When you paste in a piece of formatted text the cell gets given the "Normal" style and then has the required formatting layered on top. The "Normal" style by default has protection set to locked. So this is why it is being applied.

The solution is to modify the "Normal" style. To replicate a solved version of this problem create a new workbook, then:

1) On the Home Ribbon in the Styles section right click on the Normal box and click Modify. Press the Format button and on the protection tab uncheck Locked. (Remember this only applies to this spreadsheet, but that all cells will now be unprotected rather than protected).

2) Select All cells, right click and choose format cells, and under protection check Locked.

3) Select A1 only, right click, choose format cells, and under protection uncheck locked.

4) Protect the worksheet

Now we should be back at the same point as the example in the question in terms of locked and unlocked cells but with a different Normal style.

Now when I paste text in from word or elsewhere the cell does not become protected.


The previous answer no longer applies to the most recent version of Excel 365. The current version of Excel 365 now creates a new style named "Normal 2" or whatever sequence number it needs. It applies the new style which is locked instead of the modified normal style.

Here is the solution for Excel 365. Select the range of cells that you want others to be able to edit.
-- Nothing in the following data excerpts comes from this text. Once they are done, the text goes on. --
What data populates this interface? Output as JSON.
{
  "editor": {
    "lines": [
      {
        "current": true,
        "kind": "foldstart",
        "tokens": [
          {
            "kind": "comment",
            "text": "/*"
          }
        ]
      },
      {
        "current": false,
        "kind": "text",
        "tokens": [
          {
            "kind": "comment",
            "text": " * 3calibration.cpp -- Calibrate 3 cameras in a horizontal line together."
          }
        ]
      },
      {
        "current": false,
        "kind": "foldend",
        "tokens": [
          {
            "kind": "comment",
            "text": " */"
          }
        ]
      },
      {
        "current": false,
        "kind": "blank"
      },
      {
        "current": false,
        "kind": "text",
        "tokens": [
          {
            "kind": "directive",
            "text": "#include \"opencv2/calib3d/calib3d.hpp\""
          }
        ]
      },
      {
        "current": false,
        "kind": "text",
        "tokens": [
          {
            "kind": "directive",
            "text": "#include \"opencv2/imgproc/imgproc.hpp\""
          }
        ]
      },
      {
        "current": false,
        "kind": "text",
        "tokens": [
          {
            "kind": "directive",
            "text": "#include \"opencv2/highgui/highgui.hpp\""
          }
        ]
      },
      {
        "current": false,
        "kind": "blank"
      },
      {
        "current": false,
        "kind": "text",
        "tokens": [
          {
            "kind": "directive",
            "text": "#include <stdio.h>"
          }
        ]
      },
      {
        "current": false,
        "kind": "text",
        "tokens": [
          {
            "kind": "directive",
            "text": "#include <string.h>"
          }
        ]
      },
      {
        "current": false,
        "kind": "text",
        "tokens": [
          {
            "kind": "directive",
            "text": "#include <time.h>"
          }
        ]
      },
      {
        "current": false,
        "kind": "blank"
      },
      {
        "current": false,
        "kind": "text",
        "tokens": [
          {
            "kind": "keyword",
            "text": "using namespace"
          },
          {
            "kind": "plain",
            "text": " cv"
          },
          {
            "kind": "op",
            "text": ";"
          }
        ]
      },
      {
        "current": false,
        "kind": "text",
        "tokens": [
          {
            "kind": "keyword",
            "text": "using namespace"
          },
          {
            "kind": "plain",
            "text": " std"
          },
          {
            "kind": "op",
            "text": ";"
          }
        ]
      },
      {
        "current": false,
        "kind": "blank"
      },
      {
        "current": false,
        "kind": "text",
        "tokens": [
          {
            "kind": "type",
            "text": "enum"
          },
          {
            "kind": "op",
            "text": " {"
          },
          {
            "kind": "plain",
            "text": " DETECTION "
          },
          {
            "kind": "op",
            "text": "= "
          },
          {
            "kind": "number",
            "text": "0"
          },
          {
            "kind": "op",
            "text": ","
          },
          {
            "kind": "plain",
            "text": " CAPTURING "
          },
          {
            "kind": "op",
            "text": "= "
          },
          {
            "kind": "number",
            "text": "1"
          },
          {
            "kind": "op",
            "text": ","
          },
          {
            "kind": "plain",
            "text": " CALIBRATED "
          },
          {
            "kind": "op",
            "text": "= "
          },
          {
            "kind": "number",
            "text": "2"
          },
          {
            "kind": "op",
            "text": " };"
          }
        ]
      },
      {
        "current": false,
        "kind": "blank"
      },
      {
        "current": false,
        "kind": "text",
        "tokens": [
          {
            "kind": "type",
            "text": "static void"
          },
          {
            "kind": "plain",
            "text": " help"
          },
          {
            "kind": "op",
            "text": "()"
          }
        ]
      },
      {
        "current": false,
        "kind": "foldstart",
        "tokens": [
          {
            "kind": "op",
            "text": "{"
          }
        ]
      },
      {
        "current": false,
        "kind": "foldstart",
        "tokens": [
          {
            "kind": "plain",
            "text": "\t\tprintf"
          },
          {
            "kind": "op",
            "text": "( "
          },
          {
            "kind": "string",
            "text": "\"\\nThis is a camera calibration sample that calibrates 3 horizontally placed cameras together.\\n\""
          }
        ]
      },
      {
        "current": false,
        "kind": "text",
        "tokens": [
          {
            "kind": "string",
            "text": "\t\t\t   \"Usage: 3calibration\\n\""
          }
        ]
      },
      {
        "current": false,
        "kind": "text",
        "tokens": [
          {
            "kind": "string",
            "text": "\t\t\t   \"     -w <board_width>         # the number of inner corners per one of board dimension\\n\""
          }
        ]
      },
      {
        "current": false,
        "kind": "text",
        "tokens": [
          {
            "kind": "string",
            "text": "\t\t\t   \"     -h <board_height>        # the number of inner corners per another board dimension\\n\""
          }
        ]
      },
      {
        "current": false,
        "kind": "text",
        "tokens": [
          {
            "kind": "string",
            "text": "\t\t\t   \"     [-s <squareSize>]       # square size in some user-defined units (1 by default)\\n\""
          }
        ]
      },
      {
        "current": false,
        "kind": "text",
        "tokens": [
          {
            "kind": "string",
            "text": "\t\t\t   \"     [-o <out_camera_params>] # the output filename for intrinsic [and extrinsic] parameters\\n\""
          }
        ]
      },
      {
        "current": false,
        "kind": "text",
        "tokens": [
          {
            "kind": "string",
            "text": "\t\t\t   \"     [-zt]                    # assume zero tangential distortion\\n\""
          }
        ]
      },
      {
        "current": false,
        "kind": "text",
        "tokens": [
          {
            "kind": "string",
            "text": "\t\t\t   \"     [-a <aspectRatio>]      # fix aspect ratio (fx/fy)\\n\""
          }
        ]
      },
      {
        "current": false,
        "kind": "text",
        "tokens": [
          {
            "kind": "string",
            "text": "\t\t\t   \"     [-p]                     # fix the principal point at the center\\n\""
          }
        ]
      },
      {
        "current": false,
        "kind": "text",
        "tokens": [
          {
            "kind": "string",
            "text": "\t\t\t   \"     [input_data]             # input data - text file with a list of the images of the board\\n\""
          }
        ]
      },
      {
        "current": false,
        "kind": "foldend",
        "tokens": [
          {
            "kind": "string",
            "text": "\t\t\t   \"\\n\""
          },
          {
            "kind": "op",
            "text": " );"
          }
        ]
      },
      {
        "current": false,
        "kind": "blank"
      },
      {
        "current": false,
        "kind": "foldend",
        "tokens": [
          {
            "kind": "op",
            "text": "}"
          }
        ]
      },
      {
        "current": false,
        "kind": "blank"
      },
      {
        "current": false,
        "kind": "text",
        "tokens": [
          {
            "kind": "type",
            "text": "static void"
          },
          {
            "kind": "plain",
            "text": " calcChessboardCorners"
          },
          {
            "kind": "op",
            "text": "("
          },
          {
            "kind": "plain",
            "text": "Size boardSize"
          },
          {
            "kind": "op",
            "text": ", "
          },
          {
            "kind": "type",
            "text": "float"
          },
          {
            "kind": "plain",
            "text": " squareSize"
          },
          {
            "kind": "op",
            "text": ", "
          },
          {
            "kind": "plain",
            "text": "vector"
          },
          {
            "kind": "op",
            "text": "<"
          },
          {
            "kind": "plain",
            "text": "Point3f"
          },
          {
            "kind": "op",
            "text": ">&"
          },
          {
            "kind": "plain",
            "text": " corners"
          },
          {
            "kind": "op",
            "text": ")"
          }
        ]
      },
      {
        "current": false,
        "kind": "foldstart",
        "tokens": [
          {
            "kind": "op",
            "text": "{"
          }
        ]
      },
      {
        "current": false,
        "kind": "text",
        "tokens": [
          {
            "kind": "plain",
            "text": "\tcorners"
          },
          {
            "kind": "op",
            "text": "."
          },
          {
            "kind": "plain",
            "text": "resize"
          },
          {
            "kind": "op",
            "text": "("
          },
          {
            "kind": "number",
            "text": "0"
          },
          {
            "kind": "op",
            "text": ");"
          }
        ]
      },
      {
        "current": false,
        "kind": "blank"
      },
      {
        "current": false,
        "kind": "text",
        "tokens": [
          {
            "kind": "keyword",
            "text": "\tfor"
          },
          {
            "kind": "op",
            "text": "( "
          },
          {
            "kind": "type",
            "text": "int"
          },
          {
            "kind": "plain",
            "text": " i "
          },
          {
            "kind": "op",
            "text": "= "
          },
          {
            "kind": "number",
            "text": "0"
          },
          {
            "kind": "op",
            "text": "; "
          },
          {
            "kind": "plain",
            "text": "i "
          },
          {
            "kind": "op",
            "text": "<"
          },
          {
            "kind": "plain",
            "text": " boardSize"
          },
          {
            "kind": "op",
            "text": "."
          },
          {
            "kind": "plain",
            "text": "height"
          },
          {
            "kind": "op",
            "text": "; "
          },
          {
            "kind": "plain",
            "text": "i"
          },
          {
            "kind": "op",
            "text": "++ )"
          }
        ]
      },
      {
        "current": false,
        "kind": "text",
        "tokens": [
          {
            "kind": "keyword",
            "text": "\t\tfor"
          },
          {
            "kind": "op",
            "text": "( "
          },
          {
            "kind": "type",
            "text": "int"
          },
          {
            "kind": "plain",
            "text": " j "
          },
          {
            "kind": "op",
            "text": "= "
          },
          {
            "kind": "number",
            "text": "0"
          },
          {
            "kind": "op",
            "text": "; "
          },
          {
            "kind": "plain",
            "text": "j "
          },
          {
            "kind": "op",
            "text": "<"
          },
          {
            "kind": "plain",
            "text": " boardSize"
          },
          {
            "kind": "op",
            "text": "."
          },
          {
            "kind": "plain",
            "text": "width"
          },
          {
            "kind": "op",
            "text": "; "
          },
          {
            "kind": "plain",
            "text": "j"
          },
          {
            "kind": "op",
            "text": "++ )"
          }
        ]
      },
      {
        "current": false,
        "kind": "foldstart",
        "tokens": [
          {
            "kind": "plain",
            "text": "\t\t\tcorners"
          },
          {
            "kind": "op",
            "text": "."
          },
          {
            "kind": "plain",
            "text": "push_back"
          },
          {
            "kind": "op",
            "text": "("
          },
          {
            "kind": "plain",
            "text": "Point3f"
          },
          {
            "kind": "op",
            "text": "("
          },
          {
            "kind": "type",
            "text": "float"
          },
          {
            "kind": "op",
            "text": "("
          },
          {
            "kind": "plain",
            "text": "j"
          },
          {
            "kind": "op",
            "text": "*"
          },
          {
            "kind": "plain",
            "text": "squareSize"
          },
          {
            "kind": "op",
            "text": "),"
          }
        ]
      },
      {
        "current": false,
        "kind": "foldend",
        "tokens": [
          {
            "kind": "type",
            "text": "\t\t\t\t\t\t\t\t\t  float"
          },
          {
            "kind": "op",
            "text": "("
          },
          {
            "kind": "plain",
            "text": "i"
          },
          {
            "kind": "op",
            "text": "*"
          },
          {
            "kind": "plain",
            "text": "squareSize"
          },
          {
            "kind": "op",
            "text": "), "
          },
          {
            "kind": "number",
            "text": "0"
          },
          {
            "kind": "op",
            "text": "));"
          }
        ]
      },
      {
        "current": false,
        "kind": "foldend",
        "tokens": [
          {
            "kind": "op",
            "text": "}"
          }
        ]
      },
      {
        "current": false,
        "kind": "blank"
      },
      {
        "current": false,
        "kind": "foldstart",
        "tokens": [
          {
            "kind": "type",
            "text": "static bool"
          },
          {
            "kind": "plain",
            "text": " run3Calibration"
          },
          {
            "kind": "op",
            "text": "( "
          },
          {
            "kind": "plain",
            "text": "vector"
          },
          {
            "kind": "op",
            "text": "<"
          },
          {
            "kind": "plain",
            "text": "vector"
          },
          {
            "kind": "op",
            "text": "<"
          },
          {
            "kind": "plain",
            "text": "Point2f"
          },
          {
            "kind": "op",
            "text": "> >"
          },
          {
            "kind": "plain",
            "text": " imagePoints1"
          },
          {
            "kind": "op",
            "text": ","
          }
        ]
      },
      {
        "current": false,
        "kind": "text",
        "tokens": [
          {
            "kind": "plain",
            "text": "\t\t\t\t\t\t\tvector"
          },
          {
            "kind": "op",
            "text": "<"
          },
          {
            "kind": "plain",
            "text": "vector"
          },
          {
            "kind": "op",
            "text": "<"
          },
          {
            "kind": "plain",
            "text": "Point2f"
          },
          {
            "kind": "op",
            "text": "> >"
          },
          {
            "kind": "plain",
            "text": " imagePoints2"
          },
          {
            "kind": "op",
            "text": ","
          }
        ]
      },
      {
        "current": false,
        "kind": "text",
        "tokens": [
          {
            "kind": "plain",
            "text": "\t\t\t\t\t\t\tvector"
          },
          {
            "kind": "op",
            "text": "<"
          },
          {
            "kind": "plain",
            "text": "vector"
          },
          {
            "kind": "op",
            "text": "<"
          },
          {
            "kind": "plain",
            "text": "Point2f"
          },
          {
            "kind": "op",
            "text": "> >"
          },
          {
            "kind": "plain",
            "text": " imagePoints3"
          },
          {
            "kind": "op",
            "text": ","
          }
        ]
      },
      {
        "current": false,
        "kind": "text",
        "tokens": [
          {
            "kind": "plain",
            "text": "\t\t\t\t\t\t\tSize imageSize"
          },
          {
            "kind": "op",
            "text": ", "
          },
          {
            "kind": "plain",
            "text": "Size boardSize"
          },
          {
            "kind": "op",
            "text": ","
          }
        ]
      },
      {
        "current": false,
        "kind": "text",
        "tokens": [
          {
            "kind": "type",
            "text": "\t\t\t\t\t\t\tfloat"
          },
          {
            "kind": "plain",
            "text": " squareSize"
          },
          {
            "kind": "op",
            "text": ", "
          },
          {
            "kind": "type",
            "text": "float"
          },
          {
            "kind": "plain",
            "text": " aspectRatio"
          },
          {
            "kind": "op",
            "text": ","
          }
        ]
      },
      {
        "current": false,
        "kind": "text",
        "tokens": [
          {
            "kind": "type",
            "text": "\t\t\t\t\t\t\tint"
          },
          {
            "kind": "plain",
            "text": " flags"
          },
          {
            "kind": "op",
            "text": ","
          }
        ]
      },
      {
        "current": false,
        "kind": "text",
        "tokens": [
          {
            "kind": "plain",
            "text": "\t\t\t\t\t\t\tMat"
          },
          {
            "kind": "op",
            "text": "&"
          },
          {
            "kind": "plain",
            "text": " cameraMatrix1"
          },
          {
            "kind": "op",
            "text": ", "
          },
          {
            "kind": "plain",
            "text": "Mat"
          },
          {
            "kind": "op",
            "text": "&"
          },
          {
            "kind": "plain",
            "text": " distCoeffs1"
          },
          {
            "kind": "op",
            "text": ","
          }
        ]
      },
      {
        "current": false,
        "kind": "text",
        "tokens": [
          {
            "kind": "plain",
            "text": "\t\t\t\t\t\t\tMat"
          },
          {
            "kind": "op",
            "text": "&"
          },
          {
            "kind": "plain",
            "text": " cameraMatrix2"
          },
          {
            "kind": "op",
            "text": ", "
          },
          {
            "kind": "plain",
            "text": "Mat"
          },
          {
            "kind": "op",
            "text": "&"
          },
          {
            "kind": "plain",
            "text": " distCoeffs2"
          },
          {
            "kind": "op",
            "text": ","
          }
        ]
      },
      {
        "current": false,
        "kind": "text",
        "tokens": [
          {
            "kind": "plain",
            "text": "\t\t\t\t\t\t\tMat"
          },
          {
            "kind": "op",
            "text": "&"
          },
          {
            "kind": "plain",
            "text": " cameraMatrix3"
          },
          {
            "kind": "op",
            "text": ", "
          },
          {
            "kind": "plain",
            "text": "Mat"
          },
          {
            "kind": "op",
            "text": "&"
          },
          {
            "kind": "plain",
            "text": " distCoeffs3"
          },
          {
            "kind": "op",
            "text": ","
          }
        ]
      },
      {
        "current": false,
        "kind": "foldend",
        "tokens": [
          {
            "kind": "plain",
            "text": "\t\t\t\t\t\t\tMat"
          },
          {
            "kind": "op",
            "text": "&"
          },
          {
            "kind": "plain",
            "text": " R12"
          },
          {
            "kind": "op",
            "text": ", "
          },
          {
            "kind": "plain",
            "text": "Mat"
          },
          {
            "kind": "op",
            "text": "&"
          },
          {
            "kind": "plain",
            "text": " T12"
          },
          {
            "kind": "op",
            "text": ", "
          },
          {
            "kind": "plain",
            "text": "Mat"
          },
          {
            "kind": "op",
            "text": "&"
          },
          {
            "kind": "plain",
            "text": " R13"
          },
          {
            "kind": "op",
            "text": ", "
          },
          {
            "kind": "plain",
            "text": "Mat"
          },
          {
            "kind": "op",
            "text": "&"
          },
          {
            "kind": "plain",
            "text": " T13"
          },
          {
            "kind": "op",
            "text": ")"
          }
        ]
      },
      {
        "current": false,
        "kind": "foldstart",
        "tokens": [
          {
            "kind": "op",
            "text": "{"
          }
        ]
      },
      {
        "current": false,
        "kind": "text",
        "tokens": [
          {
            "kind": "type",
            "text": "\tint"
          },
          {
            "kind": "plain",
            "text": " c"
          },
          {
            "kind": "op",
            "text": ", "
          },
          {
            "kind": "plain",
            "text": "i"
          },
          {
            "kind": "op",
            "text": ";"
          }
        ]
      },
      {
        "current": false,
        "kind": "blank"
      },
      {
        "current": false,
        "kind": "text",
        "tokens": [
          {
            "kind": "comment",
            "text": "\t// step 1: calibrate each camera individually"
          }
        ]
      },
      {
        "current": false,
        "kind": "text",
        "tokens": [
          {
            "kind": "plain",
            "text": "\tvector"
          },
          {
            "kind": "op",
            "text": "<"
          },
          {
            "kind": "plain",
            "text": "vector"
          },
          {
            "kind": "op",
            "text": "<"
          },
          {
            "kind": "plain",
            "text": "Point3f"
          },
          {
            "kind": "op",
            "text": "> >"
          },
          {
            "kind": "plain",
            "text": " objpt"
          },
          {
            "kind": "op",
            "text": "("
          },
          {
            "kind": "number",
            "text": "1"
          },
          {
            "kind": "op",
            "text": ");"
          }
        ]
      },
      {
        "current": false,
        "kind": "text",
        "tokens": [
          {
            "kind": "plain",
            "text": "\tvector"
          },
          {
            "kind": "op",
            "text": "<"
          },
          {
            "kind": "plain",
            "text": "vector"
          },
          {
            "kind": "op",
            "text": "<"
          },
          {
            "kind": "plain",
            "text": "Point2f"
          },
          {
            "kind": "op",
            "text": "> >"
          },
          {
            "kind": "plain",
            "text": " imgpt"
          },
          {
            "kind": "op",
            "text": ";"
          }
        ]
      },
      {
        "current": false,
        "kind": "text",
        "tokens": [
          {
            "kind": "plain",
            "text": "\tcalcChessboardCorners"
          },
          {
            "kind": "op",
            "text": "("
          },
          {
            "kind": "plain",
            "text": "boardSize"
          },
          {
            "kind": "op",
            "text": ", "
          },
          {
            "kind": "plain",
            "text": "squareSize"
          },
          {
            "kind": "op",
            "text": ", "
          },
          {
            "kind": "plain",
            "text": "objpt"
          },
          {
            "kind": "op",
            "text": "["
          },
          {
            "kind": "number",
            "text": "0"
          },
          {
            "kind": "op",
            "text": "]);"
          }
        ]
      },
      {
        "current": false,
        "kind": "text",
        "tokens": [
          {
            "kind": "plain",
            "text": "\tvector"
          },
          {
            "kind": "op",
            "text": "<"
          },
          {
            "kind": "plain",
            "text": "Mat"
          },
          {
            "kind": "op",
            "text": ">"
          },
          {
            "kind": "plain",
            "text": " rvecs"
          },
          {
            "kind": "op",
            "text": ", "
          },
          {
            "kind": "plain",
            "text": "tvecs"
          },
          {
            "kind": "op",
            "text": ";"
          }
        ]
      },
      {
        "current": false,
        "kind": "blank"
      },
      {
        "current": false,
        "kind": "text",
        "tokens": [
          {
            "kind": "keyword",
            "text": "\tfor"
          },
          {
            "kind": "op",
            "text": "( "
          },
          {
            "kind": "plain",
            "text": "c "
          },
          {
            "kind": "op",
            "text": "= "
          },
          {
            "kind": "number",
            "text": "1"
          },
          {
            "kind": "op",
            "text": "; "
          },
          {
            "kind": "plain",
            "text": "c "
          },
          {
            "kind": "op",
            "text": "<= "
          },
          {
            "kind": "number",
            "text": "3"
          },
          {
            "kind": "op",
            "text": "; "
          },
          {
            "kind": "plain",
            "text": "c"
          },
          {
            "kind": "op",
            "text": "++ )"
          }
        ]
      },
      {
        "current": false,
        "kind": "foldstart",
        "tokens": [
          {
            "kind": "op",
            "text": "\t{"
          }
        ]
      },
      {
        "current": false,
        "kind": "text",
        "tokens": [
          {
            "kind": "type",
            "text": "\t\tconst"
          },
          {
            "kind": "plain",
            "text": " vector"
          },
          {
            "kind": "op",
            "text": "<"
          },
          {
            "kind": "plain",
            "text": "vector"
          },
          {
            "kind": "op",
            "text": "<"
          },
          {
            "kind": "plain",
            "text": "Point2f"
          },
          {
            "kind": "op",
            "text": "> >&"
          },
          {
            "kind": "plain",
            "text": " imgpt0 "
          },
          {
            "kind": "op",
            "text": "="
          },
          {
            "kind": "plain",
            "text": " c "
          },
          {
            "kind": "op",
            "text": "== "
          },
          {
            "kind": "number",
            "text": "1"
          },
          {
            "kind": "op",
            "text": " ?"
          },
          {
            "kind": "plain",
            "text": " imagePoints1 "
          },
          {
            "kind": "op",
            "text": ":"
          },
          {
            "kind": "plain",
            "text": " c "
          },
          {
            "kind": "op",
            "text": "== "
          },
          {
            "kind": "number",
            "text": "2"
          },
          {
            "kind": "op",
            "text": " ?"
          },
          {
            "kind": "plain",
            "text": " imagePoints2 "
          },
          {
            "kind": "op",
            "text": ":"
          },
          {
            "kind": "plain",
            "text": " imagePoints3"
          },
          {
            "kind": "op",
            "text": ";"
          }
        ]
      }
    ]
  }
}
Then, go to the "Review" tab. In the "Changes" section click on "Allow Users to Edit Ranges". Click the "New" button. Your selected range will auto populate with an auto-generated title. Make any manual changes you want. If you want people to be able to make changes only with a password, you can enter it here. I prefer for people not to use a password, so I click on the "Permissions" button, then on "Add". I want anyone to be able to edit without a password, so I enter "Everyone" as the user permitted to make edits. If you understand permissions, you can select one user or a set of users who will be able to make edits without password. Then just click "OK" until all the windows are closed. Protect your sheet and you are good.